Otro aspecto a considerar es el carácter «dinámico» de las palabras y de los conceptos, su variabilidad con el paso del tiempo: como hemos visto, la Biblia fue redactada en un periodo de tiempo que alcanza los 1400 años, y es razonable pensar que las palabras, en todo este tiempo, puedan experimentar una evolución en el significado; de la misma manera, los conceptos pueden evolucionar, acompañando la evolución cultural. Esta evolución en el significado es muy clara si se compara el Antiguo con el Nuevo Testamento, pero también se encuentra dentro del Antiguo, según las diferentes épocas de los escritos.

No sólo cambian en la Biblia las palabras y los conceptos, sino también —de alguna manera— el cuadro de referencia general: se pasa de la dimensión tribal de los libros más antiguos a la visión universal y humanitaria de los libros más recientes del Antiguo Testamento y sobre todo del Nuevo Testamento. Expresiones crueles y vengativas de los libros más antiguos dan paso a conceptos de amor universal, perdón y reconciliación.

Los conceptos fundamentales que se presentan a continuación no siguen un orden alfabético, sino lógico.

Dios

A diferencia de las divinidades concebidas por las grandes religiones orientales, el Dios de la Biblia es una persona, tiene una identidad precisa y no es asimilable a la naturaleza, que es una creación suya. También es fundamentalmente distinto del de las hipótesis de los filósofos, en concreto de los pensadores griegos, que identificaron a Dios con un concepto abstracto. En cambio, la Biblia no define a Dios, no revela el misterio de su esencia ni el motivo de sus acciones, no cree que pueda «demostrarlo» y no lo convierte en objeto de especulación filosófica. Dios dice de sí mismo simplemente: «Yo-Soy» (Éxodo 3, 14), con lo que se entiende que no puede ser definido. Por eso, la Biblia prohíbe al hombre representar a Dios con cualquier imagen; pero, pese a todo, se encuentra presente en cada página del libro: habla y actúa entre los hombres.

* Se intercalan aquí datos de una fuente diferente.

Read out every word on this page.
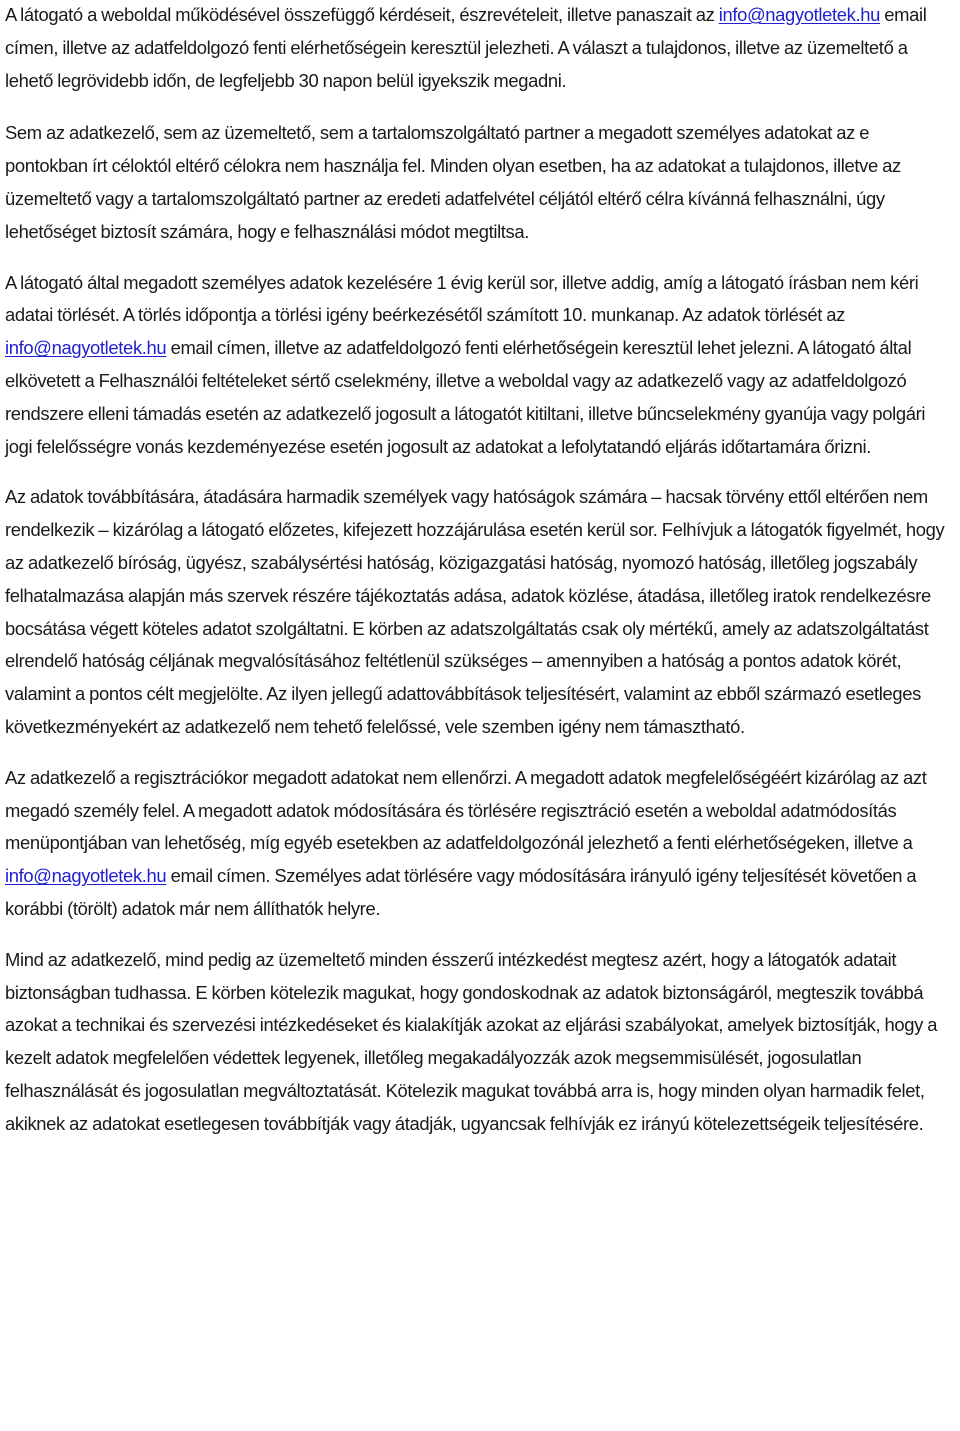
A látogató a weboldal működésével összefüggő kérdéseit, észrevételeit, illetve panaszait az info@nagyotletek.hu email címen, illetve az adatfeldolgozó fenti elérhetőségein keresztül jelezheti. A választ a tulajdonos, illetve az üzemeltető a lehető legrövidebb időn, de legfeljebb 30 napon belül igyekszik megadni.

Sem az adatkezelő, sem az üzemeltető, sem a tartalomszolgáltató partner a megadott személyes adatokat az e pontokban írt céloktól eltérő célokra nem használja fel. Minden olyan esetben, ha az adatokat a tulajdonos, illetve az üzemeltető vagy a tartalomszolgáltató partner az eredeti adatfelvétel céljától eltérő célra kívánná felhasználni, úgy lehetőséget biztosít számára, hogy e felhasználási módot megtiltsa.

A látogató által megadott személyes adatok kezelésére 1 évig kerül sor, illetve addig, amíg a látogató írásban nem kéri adatai törlését. A törlés időpontja a törlési igény beérkezésétől számított 10. munkanap. Az adatok törlését az info@nagyotletek.hu email címen, illetve az adatfeldolgozó fenti elérhetőségein keresztül lehet jelezni. A látogató által elkövetett a Felhasználói feltételeket sértő cselekmény, illetve a weboldal vagy az adatkezelő vagy az adatfeldolgozó rendszere elleni támadás esetén az adatkezelő jogosult a látogatót kitiltani, illetve bűncselekmény gyanúja vagy polgári jogi felelősségre vonás kezdeményezése esetén jogosult az adatokat a lefolytatandó eljárás időtartamára őrizni.

Az adatok továbbítására, átadására harmadik személyek vagy hatóságok számára – hacsak törvény ettől eltérően nem rendelkezik – kizárólag a látogató előzetes, kifejezett hozzájárulása esetén kerül sor. Felhívjuk a látogatók figyelmét, hogy az adatkezelő bíróság, ügyész, szabálysértési hatóság, közigazgatási hatóság, nyomozó hatóság, illetőleg jogszabály felhatalmazása alapján más szervek részére tájékoztatás adása, adatok közlése, átadása, illetőleg iratok rendelkezésre bocsátása végett köteles adatot szolgáltatni. E körben az adatszolgáltatás csak oly mértékű, amely az adatszolgáltatást elrendelő hatóság céljának megvalósításához feltétlenül szükséges – amennyiben a hatóság a pontos adatok körét, valamint a pontos célt megjelölte. Az ilyen jellegű adattovábbítások teljesítésért, valamint az ebből származó esetleges következményekért az adatkezelő nem tehető felelőssé, vele szemben igény nem támasztható.

Az adatkezelő a regisztrációkor megadott adatokat nem ellenőrzi. A megadott adatok megfelelőségéért kizárólag az azt megadó személy felel. A megadott adatok módosítására és törlésére regisztráció esetén a weboldal adatmódosítás menüpontjában van lehetőség, míg egyéb esetekben az adatfeldolgozónál jelezhető a fenti elérhetőségeken, illetve a info@nagyotletek.hu email címen. Személyes adat törlésére vagy módosítására irányuló igény teljesítését követően a korábbi (törölt) adatok már nem állíthatók helyre.

Mind az adatkezelő, mind pedig az üzemeltető minden ésszerű intézkedést megtesz azért, hogy a látogatók adatait biztonságban tudhassa. E körben kötelezik magukat, hogy gondoskodnak az adatok biztonságáról, megteszik továbbá azokat a technikai és szervezési intézkedéseket és kialakítják azokat az eljárási szabályokat, amelyek biztosítják, hogy a kezelt adatok megfelelően védettek legyenek, illetőleg megakadályozzák azok megsemmisülését, jogosulatlan felhasználását és jogosulatlan megváltoztatását. Kötelezik magukat továbbá arra is, hogy minden olyan harmadik felet, akiknek az adatokat esetlegesen továbbítják vagy átadják, ugyancsak felhívják ez irányú kötelezettségeik teljesítésére.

El punto alrededor del cual gira el mensaje bíblico es el amor de Dios hacia los hombres, y su palabra es la expresión inteligible de su voluntad. Al revelarse, Él no comunica verdades abstractas, sino que «habla» y actúa mediante la palabra. Por medio de esta última, Dios creó el mundo (Génesis 1), dio al hombre unas leyes estables e interviene en el curso de la historia. La palabra de Dios puede comunicarse por boca de los profetas, que son como sus enviados, o adoptar la forma escrita (la Biblia). La «palabra» por excelencia será la figura de Jesucristo. La palabra también puede ser amenazadora, pero más temible y angustiosa es su ausencia, el silencio de Dios (1 Samuel, 3, 1; Amós 8, 11).

El Espíritu Santo,[7] también llamado Espíritu de Dios, designa la acción y la potencia de Dios en los hombres y en las cosas: podemos afirmar que es Dios en movimiento. En el Antiguo Testamento, el Espíritu Santo se manifiesta ocasionalmente y su radio de acción es limitado: es guía y consejero, proporciona al hombre saber y le confiere facultades proféticas. En el Nuevo Testamento, en cambio, se presenta en una estrecha relación con Jesucristo.

Hombre

La Biblia distingue entre el hombre en general (adam) y el hombre como individuo (is). Por tanto, Adán no debe entenderse como el nombre propio del primer hombre. En las primeras páginas de la Biblia, este nombre va acompañado del artículo y significa «humanidad».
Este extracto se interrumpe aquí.